Caro diario, diamo insieme il bentornato alla Juve. Lo so, sento la tua parte cerebrale dirmi: “Calmo, è solo una partita”. Ma queste pagine si nutrono di sensazioni e per una sera voglio dimenticare l’ultima settimana - facciamo gli ultimi due mesi, dai - e voglio mettere da parte la paura che si tratti solo di un’illusione. Voglio, insomma, lasciarmi attraversare dalla folle speranza che questo atteggiamento lo vedremo per tutto il resto della stagione. Caro diario, so che non vuoi perderti troppo in tecnicismi e tatticismi, ma concedimene qualcuno: quanto è bello vedere una squadra corta e aggressiva, che predica l’arte del recupero immediato del pallone, che accetta il rischio, che duetta nello stretto? Insomma, cosa è successo questa sera? Sembra che i Monstars di Space Jam abbiano restituito il talento ai nostri. O magari, che forse qualcuno abbia capito che il talento che abbiamo a disposizione va sprigionato, non gestito. Troppo tardi? Chissà. Solo un’illusione? Lo vedremo e ne scriveremo sabato sera, dopo Juventus-Fiorentina.
Ma avremo tempo per pensare a quella partita. Stasera mi è sembrato di tornare indietro di dieci anni, a quella Juventus affamata che infiammava lo Stadium. Quella Juventus che sapeva farti credere che tutto fosse possibile. Stasera ho visto due leader totali: uno porta il 10 sulle spalle, ha superato un Re e lo ha evocato come solo i grandi sanno fare, ha dimostrato di essere l’elemento imprescindibile di questa squadra, l’epicentro tecnico. L’altro porta il 22, sembra una slavina, da lui non ti aspetteresti quella lucidità dopo aver travolto tutto, eppure lo è, freddo.
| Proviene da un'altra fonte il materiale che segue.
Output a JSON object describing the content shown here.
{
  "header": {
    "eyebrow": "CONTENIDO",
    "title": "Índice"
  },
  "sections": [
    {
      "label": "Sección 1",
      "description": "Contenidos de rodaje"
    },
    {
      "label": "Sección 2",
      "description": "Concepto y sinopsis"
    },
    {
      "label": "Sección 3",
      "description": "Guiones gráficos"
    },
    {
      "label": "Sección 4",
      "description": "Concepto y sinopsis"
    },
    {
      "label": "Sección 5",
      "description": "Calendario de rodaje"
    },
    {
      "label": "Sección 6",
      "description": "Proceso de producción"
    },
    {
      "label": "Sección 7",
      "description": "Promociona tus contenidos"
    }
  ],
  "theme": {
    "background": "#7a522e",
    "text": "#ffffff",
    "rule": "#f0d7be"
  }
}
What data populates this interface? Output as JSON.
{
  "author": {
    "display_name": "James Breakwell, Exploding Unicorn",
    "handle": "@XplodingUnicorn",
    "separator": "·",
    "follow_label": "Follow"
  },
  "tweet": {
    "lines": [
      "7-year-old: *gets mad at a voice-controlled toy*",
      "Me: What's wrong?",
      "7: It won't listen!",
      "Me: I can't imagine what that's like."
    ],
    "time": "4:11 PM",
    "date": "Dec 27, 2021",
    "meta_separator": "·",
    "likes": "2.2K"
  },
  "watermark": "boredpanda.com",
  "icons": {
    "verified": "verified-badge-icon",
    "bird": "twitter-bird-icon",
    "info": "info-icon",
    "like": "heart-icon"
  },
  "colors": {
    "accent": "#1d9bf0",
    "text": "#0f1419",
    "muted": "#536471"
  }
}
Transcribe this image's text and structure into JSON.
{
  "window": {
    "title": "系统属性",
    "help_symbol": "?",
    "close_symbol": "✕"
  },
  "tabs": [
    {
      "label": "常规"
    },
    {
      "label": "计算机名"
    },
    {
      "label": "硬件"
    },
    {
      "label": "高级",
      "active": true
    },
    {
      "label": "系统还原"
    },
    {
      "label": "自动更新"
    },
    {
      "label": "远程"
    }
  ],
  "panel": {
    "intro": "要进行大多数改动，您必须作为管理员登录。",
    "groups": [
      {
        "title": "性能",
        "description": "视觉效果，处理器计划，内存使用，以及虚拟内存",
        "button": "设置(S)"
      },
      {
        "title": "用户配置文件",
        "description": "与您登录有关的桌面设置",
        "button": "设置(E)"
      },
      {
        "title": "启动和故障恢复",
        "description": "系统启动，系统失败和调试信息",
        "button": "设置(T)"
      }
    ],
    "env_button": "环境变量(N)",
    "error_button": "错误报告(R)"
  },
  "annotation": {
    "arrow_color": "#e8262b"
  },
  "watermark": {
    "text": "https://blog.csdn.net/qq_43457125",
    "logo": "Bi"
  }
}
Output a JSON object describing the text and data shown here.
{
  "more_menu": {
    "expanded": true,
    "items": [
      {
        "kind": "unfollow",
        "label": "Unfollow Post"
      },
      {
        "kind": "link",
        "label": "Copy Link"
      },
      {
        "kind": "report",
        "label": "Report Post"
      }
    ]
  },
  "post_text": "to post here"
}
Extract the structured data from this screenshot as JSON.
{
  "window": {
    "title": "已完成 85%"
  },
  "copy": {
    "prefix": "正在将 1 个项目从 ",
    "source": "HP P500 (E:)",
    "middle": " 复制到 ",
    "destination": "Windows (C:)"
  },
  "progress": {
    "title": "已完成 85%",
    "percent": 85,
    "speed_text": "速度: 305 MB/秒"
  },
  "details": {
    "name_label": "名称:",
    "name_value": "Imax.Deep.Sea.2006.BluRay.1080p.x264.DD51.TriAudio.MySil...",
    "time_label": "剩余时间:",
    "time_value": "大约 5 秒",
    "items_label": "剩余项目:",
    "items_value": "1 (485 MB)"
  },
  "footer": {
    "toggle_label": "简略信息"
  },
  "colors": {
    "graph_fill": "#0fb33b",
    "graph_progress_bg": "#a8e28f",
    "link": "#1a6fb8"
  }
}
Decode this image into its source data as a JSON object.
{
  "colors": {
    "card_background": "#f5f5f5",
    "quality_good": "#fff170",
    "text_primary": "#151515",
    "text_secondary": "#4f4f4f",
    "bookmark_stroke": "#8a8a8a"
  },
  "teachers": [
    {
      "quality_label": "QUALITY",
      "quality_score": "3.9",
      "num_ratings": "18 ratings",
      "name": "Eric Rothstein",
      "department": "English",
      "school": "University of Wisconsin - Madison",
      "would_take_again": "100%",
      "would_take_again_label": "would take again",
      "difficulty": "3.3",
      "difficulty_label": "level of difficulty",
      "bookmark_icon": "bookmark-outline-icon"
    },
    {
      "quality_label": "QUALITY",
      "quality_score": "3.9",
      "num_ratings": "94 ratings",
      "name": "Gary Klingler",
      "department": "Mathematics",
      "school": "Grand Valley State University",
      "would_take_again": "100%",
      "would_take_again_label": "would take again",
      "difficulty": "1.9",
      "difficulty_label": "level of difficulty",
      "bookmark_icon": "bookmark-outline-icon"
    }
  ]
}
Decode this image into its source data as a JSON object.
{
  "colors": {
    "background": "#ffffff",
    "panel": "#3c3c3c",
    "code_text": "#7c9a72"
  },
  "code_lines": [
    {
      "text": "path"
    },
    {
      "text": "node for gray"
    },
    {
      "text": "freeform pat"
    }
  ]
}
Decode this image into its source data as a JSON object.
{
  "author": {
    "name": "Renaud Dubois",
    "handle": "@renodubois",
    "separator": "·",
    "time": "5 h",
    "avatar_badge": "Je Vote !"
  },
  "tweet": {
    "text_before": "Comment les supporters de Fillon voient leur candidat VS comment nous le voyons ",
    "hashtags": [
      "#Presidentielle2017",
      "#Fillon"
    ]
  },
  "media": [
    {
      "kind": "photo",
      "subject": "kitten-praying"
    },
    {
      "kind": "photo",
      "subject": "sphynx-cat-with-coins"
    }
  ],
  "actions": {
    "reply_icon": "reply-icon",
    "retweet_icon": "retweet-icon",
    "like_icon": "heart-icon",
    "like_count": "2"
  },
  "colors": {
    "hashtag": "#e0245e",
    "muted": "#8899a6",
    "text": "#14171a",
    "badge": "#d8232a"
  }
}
E ti lascia la sensazione che è proprio una fortuna averlo con noi e non contro. Serviva davvero toccare il fondo per rendersi conto che la Juventus non può e non deve essere quella vista prima della partita contro lo Zenit? È dunque un po’ come la vita, il calcio, quando nel buio nero si dà fondo a risorse che nemmeno si pensava di possedere, per tornare a vedere un po’ di luce?
Me lo chiedo mentre mi immagino tra tre-quattro mesi poco prima dell’andata di finale degli ottavi di Champions League. Chissà dove ci porterà questo viaggio. Chissà a che punto saremo, allora. Che noi, caro diario, ci saremo, non ci sono dubbi. Lunedì la Juventus ha festeggiato il suo 124° compleanno. Una discreta parte di questi anni l’abbiamo vissuta, io e te. Ogni partita, ogni stagione, è un momento da ricordare. Belli o brutti che siano. È proprio questo che ce la fa amare. È proprio per questo che le chiediamo di essere come stasera: presente a se stessa. Basta poco per trascendere il tempo e queste pagine: un giocatore che si distende sul prato con una posa elegante, uno stadio che grida forte un sogno, una notte di Coppa Campioni. Notte che non finirà mai, una storia che non finirà mai. Nemmeno quando domattina ci sveglieremo: queste pagine resteranno. Questo messaggio resterà: scusa il ritardo, buon compleanno, Juventus.